Méthode versus procédé (?)

Publié le 28 février 2007 par lionel dans Comprendre

On traduit communément le verbe dialegesthai par « discuter » ou « dialoguer ». C’est certes la restitution la plus fidèle du sens de ce terme ; mais elle ne suffit pas à en éclairer les nuances. En effet, comme le remarque Monique Dixsaut, « ce qui vient emplir le verbe d’un autre sens, c’est Socrate : parler avec lui, c’est se soumettre à ses exigences, quitter la manière commune de converser, accepter d’être mis à l’épreuve, examiné, être contraint de rendre raison de ce que l’on avance et de ce que l’on est » (Métamorphoses de la dialectique dans les dialogues de Platon, Paris, Vrin, 2001, p. 15, c’est nous qui soulignons). Tout ce que, précisément, Calliclès refuse.

Reprenons donc notre fil conducteur. Vous avez compris quel était le lien qui s’était formé entre un exercice purement « intellectuel » et les enjeux politiques que cet exercice supposait. Ce lien n’aurait probablement pas existé, du moins dans la réflexion platonicienne, si l’esprit n’avait pas été clairement menacé par la vacuité sophistique. L’entreprise qui consiste à sauver la Cité en péril associe comme le recto et le verso d’une feuille la construction mentale et l’édification politique. Platon ne va pas séparer de la pensée ce qui, en tant que finalité politique, rendait caduque la validité de la connaissance. Il va au contraire renforcer ce lien en cherchant comment, au-delà de l’aspect rigoureusement théorique, une méthode visant à la connaissance doit intégrer le facteur politique comme une donnée nécessaire pour rendre à l’esprit toute sa viabilité et définir ainsi ce à partir de quoi il peut espérer connaître et agir (ce sera, disons-le tout de suite, l’Idée du Bien).

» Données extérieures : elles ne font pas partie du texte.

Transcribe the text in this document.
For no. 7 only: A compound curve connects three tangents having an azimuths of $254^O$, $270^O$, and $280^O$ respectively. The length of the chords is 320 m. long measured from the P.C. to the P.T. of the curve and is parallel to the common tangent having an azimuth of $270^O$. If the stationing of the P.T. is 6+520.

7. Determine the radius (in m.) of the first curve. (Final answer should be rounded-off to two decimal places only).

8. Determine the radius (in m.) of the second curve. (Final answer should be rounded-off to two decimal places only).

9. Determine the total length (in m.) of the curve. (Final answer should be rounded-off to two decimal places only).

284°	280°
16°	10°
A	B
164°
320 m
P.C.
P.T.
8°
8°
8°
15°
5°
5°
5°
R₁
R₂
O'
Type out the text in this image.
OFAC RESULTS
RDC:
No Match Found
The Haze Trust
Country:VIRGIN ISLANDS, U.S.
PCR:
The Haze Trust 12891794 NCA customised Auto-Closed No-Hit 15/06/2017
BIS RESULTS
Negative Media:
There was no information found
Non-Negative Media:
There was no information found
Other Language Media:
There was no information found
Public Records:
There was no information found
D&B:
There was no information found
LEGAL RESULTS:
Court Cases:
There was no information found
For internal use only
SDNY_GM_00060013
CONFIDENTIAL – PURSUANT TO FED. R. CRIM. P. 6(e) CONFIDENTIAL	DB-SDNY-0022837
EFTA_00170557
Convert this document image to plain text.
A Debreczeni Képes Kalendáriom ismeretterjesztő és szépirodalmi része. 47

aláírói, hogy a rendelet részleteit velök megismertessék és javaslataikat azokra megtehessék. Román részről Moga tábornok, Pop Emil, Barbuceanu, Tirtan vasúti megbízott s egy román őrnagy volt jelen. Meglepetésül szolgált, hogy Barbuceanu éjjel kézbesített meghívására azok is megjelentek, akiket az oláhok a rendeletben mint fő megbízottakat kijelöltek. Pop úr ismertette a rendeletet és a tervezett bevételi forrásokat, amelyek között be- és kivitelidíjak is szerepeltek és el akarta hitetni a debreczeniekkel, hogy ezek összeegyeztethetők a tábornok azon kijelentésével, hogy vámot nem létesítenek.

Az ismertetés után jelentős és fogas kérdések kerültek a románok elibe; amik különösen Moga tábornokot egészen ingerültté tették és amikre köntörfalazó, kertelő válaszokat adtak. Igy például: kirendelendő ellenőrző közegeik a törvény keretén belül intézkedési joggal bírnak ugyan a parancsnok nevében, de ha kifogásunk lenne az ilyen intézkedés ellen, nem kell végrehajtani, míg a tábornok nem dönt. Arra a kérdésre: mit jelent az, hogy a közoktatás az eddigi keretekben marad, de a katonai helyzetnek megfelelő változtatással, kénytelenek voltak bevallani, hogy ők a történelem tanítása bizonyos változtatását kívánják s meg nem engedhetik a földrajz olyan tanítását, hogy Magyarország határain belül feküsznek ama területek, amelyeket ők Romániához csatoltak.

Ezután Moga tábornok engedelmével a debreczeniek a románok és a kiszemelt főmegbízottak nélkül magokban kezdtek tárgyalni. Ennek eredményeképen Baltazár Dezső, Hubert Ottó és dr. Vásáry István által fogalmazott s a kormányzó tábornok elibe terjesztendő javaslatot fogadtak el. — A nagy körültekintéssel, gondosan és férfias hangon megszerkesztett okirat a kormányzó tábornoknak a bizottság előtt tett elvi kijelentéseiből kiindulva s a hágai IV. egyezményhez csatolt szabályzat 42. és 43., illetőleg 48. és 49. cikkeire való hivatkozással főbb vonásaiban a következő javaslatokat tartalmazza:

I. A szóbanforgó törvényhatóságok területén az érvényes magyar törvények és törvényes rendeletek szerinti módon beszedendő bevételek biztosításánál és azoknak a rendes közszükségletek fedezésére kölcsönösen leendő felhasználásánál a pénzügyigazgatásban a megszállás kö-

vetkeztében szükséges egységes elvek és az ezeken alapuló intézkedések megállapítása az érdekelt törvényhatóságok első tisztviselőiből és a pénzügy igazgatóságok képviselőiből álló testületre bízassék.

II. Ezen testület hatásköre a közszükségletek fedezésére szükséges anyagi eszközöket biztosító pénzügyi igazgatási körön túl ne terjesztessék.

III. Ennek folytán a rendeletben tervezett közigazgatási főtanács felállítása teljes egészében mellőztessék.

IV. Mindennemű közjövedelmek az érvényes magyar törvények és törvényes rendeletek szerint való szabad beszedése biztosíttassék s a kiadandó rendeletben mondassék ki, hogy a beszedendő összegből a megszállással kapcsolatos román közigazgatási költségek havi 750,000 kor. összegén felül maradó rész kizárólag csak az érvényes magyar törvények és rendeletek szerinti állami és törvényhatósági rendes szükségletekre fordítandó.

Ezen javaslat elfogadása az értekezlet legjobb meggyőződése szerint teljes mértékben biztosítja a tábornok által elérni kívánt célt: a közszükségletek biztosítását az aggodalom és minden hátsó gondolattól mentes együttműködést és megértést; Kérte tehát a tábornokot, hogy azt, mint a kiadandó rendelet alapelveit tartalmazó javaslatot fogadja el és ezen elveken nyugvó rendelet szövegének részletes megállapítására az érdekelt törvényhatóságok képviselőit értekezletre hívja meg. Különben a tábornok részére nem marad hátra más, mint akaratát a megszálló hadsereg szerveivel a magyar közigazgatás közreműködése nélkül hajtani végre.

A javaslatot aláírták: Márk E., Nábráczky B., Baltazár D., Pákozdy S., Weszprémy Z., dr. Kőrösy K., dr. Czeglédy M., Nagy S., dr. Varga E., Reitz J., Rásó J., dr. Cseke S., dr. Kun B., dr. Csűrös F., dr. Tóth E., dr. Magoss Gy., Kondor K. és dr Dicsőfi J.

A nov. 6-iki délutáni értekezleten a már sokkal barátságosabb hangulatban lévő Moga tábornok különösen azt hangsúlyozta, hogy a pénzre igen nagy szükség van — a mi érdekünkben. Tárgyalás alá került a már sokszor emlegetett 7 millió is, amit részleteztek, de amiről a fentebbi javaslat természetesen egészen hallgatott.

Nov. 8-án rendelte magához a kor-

Méthode, vraiment ? Peut-on aussi vite donner à l’activité dialectique le nom de méthode, quand Socrate entend précisément se mesurer au procédé sophistique qui est, en soi, une méthode destinée à prouver ce dont on estime détenir déjà la réponse ? On sait que le sophiste crée des « raisons nouvelles » en revendiquant une compétence en tous les domaines. Il ne saurait admettre la remise en cause de ses affirmations. Pour ce faire, c’est bien à une méthode, à une « recette », à des « trucs » qu’il fait appel. Mais tout cela, il faut le comprendre, ne fonctionne que dans le but de prouver, jamais dans celui d’analyser. Pour une simple raison : le discours rhétorique ne se porte pas sur d’autre objet que le discours lui-même. Contrairement au discours que l’on peut tenir (ou que l’on peut ne pas tenir) sur un objet, qui fixe une distance critique nécessaire, la rhétorique fait de la performance discursive son propre objet et se trouve ainsi exemptée de tout usage, notion clé dans la philosophie de Platon, qui ne signifie pas un but (partisan) à viser, mais la mise à l’épreuve du concept employé par l’usage qu’on en fait, l’épreuve que doit subir tout mot dans sa pratique pour permettre à celui qui l’emploie d’en tirer la bonne valeur. Un scrupule qui s’oppose à la finalité et aux procédés sophistiques.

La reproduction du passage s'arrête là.